A iniciativa que transforma os desafios da adaptação em acolhimento

Por Vitória Helena Tiedje

“Enfrentamos desafios todos os dias”, diz Evens Noreli, haitiano que escolheu Blumenau como lar. As palavras carregam o peso de uma longa jornada, feita de burocracia e diferenças culturais, mas também da sensação de estar longe de tudo o que é familiar. Foi a partir dessa vivência, muitas vezes solitária, que ele e outros quatro amigos decidiram que a resposta para a dificuldade é a ação.

Evens transformou a própria dor da adaptação em combustível. Em agosto de 2022, movido pela urgência de quem sente na pele o que é ser estrangeiro, ele e os amigos fundaram a Organização Solidária pela Integração e Desenvolvimento dos Imigrantes no Brasil (Osidi-BR). O objetivo é claro: ser o ombro amigo e o suporte prático para quem acaba de chegar e se vê perdido em um novo ambiente.

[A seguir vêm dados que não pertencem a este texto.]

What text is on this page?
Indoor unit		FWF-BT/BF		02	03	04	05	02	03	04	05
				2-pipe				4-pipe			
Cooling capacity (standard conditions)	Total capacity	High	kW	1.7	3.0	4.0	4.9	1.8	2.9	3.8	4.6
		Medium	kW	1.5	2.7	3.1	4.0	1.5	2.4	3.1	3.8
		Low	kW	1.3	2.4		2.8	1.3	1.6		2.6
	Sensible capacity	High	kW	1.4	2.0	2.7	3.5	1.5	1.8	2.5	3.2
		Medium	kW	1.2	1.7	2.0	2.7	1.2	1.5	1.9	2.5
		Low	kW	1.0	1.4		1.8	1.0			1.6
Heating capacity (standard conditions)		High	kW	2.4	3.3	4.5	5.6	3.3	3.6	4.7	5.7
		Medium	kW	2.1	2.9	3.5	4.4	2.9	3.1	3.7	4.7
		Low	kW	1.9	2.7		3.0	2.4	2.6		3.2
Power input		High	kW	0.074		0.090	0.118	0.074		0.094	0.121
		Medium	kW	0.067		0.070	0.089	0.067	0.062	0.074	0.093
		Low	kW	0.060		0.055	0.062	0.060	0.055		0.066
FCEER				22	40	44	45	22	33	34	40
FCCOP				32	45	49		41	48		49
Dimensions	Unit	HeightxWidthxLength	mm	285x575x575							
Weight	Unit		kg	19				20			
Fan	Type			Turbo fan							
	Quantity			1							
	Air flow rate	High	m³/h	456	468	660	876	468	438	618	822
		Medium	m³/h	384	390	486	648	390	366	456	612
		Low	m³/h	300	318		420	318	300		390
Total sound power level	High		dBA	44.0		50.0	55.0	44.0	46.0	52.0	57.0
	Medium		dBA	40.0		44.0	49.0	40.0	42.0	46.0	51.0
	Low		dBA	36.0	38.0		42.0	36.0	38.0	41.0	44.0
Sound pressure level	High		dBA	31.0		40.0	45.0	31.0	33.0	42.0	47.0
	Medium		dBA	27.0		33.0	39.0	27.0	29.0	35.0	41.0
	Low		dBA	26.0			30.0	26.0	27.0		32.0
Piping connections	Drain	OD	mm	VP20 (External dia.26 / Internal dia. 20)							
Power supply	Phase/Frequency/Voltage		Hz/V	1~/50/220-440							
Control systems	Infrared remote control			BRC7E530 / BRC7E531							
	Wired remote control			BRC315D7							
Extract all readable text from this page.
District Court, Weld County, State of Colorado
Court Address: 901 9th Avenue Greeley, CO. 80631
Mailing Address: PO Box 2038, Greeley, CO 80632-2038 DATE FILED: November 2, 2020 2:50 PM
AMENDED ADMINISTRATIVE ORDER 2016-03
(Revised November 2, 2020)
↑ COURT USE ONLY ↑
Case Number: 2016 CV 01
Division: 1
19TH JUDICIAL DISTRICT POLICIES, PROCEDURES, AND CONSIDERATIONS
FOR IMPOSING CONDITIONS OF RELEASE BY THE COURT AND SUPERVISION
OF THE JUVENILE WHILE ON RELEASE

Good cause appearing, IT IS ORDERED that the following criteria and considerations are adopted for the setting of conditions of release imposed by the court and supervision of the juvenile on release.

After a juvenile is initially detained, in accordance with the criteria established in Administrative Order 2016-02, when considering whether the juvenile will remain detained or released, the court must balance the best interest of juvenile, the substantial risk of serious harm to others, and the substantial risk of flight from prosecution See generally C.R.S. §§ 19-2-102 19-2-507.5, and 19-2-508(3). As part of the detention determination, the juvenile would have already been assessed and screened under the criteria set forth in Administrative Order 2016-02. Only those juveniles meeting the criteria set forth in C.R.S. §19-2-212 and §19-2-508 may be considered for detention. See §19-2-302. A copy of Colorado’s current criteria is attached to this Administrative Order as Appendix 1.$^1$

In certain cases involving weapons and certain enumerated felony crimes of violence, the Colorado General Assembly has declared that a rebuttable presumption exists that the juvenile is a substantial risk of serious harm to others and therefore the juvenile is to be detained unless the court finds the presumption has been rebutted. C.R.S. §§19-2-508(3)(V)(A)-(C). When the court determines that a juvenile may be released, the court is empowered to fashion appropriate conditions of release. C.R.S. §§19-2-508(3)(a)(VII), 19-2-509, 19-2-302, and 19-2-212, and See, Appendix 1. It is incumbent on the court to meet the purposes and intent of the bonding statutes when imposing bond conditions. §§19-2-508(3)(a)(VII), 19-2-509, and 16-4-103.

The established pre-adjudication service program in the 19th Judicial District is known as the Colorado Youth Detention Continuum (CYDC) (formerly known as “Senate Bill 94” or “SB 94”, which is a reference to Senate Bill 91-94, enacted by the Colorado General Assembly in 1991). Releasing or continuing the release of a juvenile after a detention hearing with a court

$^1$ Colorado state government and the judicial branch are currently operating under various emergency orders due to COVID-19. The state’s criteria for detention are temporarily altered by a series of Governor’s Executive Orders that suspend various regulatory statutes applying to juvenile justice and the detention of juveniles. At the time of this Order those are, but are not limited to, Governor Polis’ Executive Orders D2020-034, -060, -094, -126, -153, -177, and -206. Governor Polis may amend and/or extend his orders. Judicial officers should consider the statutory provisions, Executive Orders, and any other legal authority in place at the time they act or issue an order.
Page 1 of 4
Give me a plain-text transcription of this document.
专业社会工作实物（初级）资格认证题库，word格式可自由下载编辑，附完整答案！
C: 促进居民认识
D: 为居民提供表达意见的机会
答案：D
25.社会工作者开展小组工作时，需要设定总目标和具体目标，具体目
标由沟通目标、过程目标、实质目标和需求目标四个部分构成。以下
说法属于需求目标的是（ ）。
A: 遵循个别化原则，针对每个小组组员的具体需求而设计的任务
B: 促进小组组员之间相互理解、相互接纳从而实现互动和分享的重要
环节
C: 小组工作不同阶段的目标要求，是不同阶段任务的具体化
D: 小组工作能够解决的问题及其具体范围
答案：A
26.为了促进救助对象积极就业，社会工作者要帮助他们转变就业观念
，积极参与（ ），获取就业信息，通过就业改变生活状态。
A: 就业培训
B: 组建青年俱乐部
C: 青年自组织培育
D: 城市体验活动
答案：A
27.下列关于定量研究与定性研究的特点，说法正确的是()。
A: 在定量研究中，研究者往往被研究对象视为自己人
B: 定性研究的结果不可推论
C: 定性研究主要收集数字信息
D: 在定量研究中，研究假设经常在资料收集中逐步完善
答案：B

Atualmente, a Osidi-BR se constrói em ações vitais. A organização oferece, por exemplo, transporte gratuito para quem precisa ir até a Polícia Federal, em Itajaí, para renovar documentos. Para quem é natural da cidade, pode parecer apenas uma viagem a um município vizinho, mas para um imigrante recém-chegado, sem domínio da língua e com o orçamento muitas vezes apertado, é a diferença entre a regularização e a invisibilidade. Evens ressalta que este é apenas o começo, porque a demanda é crescente e a luta por melhores condições é diária. “Precisamos de uma sede própria para acolher e orientar, além de recursos para apoiar os recém-chegados”, afirma.

Foi nesse cenário que, em 2025, o projeto “Usina de Valores” se uniu à associação. Financiada pelo Ministério dos Direitos Humanos, a iniciativa chegou para empoderar quem vem de fora. A proposta foi promover encontros sobre direitos humanos e cidadania, mas o resultado foi muito além da teoria: o projeto acendeu a chama da participação política em pessoas que, muitas vezes, se sentiam à margem das decisões.

Em uma sala onde o português se mistura ao crioulo, ao francês e ao espanhol, a compreensão se torna um ato de carinho. “Alguns falam apenas crioulo, francês ou espanhol. Contamos com professores da associação que auxiliam na tradução”, explica Larissa Mariá, da equipe de coordenação.

Mas o acolhimento real não se faz apenas com palavras. Para criar um ambiente onde todos se sentissem, de fato, em casa, cada encontro encerrava com pratos típicos de diversas origens. O cheiro da comida caseira, o sabor da infância e a alegria de apresentar sua cultura ao outro transformaram as reuniões em celebrações.

No dia 7 de setembro de 2025, durante o Grito dos Excluídos, a comunidade imigrante não apenas assistiu, mas protagonizou. Eles foram às ruas. Homens e mulheres que cruzaram fronteiras em busca de dignidade marcharam para reivindicar pautas concretas, como o acesso à moradia popular. Ali, a teoria da “Usina de Valores” se tornou prática: entender que o espaço é de todos e que suas vozes merecem ser ouvidas.

“O que mais me marcou foi perceber a força de cada pessoa”, compartilha Evens, emocionado com a evolução do grupo. “Hoje, a associação não só acolhe, mas exerce cidadania. Orientamos sobre direitos, ajudamos no acesso a serviços essenciais e fortalecemos a voz da comunidade”, diz.

Mais do que uma organização, a Osidi-BR e o projeto Usina de Valores construíram uma família estendida. Eles provaram que, mesmo longe da terra natal, ninguém precisa enfrentar os desafios sozinho.